Ouagadougou, 5 août 2022 (AIB)- L’indépendance proclamée par le président Maurice Yaméogo le 5 août 1960 est l’aboutissement d’un processus marqué notamment par la formation du premier gouvernement voltaïque le 17 mai 1957 par le président Daniel Ouézzin Coulibaly.

Les élections territoriales au suffrage universel direct par application de la Loi-cadre Defferre se déroulent pour la première fois, le 31 mars 1957 en Haute-Volta.

Elles sont remportées par le Parti démocratique unifié (PDU-coalition de plusieurs partis politiques) et son leader le président Daniel Ouézzin Coulibaly forma le 17 mai 1957, le premier gouvernement de l’histoire du pays.

Dans son premier discours, le président Daniel Ouézzin Coulibaly engage son gouvernement au développement du pays.

« Le gouvernement, que je préside et dont les membres sont solidaires dans leurs actes, entend assumer toutes ses responsabilités, s’engage à répondre par tous les moyens et de toute sa volonté à l’attente des populations.

« Pays de la soif et de la faim, de l’ignorance et de la misère physique, la Haute-Volta réclame avant tout la conjuration de tous ces fléaux. L’équipe d’Hommes qui prend le gouvernail ne l’ignore pas, (…).

« La construction historique que nous entreprenons, requiert un acte de foi dans la solidarité de notre commun destin. C’est un idéal possible. Il nous appartient d’en être à la hauteur. Nous le serons », affirme le président Coulibaly.

Dans son discours programme prononcé devant les députés voltaïques, le mardi 20 mai 1958, le président Daniel Ouézzin Coulibaly annonce sa vision pour le pays.

« Dans un pays comme le nôtre situé à la limite de la zone sahélienne, le premier problème à résoudre est celui de l’eau.

Si l’eau jaillit, la vie apparaît. Il faut que chaque village, au lieu d’attendre passivement la venue du service hydraulique, creuse par ses propres moyens un puits provisoire qui lui assure une alimentation régulière en eau potable ».

« Dans tous les bas-fonds qui s’y prêtent nous devons systématiser la culture de riz. Cette céréale permet d’obtenir des rendements très supérieurs à ce que peuvent fournir le mil et le sorgho. (…)

A nos paysans de devenir, grâce à l’encadrement des moniteurs, de véritables techniciens pratiquant la technique délicate mais féconde du repiquage (…).

« Il faudra que les paysans renonçant à tout individualisme se regroupent pour effectuer tous ensemble, au même moment, les mêmes travaux, de manière à obtenir les meilleurs rendements possibles. (…)

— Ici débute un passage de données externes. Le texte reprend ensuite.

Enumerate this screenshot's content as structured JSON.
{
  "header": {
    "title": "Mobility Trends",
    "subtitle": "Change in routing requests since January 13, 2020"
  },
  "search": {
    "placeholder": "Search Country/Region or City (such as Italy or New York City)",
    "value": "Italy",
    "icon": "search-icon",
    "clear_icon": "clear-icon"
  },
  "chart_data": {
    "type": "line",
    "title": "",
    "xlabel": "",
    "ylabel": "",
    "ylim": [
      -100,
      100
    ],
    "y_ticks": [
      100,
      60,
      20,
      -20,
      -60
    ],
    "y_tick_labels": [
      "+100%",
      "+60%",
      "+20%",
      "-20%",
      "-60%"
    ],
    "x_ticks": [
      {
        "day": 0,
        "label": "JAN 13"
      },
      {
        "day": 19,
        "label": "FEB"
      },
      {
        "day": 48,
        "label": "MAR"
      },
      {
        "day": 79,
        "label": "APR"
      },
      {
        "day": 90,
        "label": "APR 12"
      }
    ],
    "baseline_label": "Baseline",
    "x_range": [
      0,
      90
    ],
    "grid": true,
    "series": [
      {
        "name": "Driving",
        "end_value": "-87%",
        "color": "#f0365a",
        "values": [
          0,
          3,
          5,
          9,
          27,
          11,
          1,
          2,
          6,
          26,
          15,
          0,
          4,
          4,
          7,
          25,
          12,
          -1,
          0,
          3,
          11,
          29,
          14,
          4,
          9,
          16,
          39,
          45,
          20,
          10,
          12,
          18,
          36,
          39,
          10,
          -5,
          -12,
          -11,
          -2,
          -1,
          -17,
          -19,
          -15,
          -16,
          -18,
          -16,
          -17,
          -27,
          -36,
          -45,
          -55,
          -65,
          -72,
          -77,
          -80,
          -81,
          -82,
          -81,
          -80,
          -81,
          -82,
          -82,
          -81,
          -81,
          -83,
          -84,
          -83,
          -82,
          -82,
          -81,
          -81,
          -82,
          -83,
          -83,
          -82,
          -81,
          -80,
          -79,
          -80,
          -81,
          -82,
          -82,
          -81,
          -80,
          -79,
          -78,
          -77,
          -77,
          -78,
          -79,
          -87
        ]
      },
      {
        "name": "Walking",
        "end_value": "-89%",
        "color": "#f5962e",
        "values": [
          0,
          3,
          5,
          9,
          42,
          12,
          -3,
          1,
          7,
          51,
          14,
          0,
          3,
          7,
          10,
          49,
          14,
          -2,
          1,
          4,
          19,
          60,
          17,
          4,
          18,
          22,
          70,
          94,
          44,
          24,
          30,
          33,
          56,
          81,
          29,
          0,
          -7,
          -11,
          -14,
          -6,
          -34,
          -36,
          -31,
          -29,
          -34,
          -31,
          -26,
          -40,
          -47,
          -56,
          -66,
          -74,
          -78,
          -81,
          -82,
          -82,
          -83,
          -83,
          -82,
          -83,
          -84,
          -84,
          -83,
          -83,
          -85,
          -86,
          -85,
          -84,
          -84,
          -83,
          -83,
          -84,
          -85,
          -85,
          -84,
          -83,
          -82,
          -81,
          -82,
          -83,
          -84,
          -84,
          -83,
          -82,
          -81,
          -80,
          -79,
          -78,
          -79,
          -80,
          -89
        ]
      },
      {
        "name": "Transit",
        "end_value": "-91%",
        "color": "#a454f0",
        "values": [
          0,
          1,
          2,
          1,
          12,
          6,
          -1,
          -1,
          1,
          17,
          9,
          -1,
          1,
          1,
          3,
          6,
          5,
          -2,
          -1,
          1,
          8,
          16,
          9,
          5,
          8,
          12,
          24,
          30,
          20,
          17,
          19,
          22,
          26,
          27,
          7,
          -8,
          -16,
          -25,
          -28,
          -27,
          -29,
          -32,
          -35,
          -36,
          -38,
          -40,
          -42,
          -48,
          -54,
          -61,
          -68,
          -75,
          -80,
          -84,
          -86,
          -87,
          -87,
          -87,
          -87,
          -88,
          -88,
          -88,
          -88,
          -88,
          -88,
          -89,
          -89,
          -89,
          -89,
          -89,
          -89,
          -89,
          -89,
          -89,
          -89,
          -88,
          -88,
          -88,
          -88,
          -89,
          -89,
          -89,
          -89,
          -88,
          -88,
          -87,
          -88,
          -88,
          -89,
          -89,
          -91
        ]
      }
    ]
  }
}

Son programme, le président Daniel Ouézzin Coulibaly n’aura pas le temps de le mettre en œuvre.

Atteint d’un mal non déterminé jusqu’à ce jour, le président Daniel Ouézzin Coulibaly meurt le dimanche 7 septembre 1958 à 7 heures 30 minutes à l’hôpital saint Antoine de Paris à moins d’un mois du référendum constitutionnel proposé par la France à ses colonies.

Peu avant son décès, le président Daniel Ouézzin Coulibaly s’est confié à  Gérard Kango Ouédraogo, selon celui-ci, en ces termes :

« Gérard je vais mourir. Si par miracle je survis, je reviendrais et ensemble nous essayerons de sauver notre pays. Mais si par malheur je meurs je te dis une seule chose.

(…) Seule l’union de tous les Voltaïques, la réconciliation sincère et honnête de tous les Voltaïques,  nous permettra de bouger nos pierres à bâtir.

Si nous nous divisons et subdivisons, nous serons avalés par les autres et il y a lieu de se demander encore si nous ne serons pas supprimés en tant qu’Etat ».

Au lendemain de son décès, le président guinéen Sékou Touré lit à la radio-Conakry, un message émouvant.

« C’est avec une profonde douleur que les populations guinéennes et plus particulièrement, les dirigeants et les militants du RDA (Rassemblement démocratique africain, Ndlr) ont appris le décès de leur compagnon de lutte, Ouézzin Coulibaly.

Ouézzin était connu légendairement de toute l’Afrique noire comme le symbole de l’intelligence, du courage tranquille et de la bonté.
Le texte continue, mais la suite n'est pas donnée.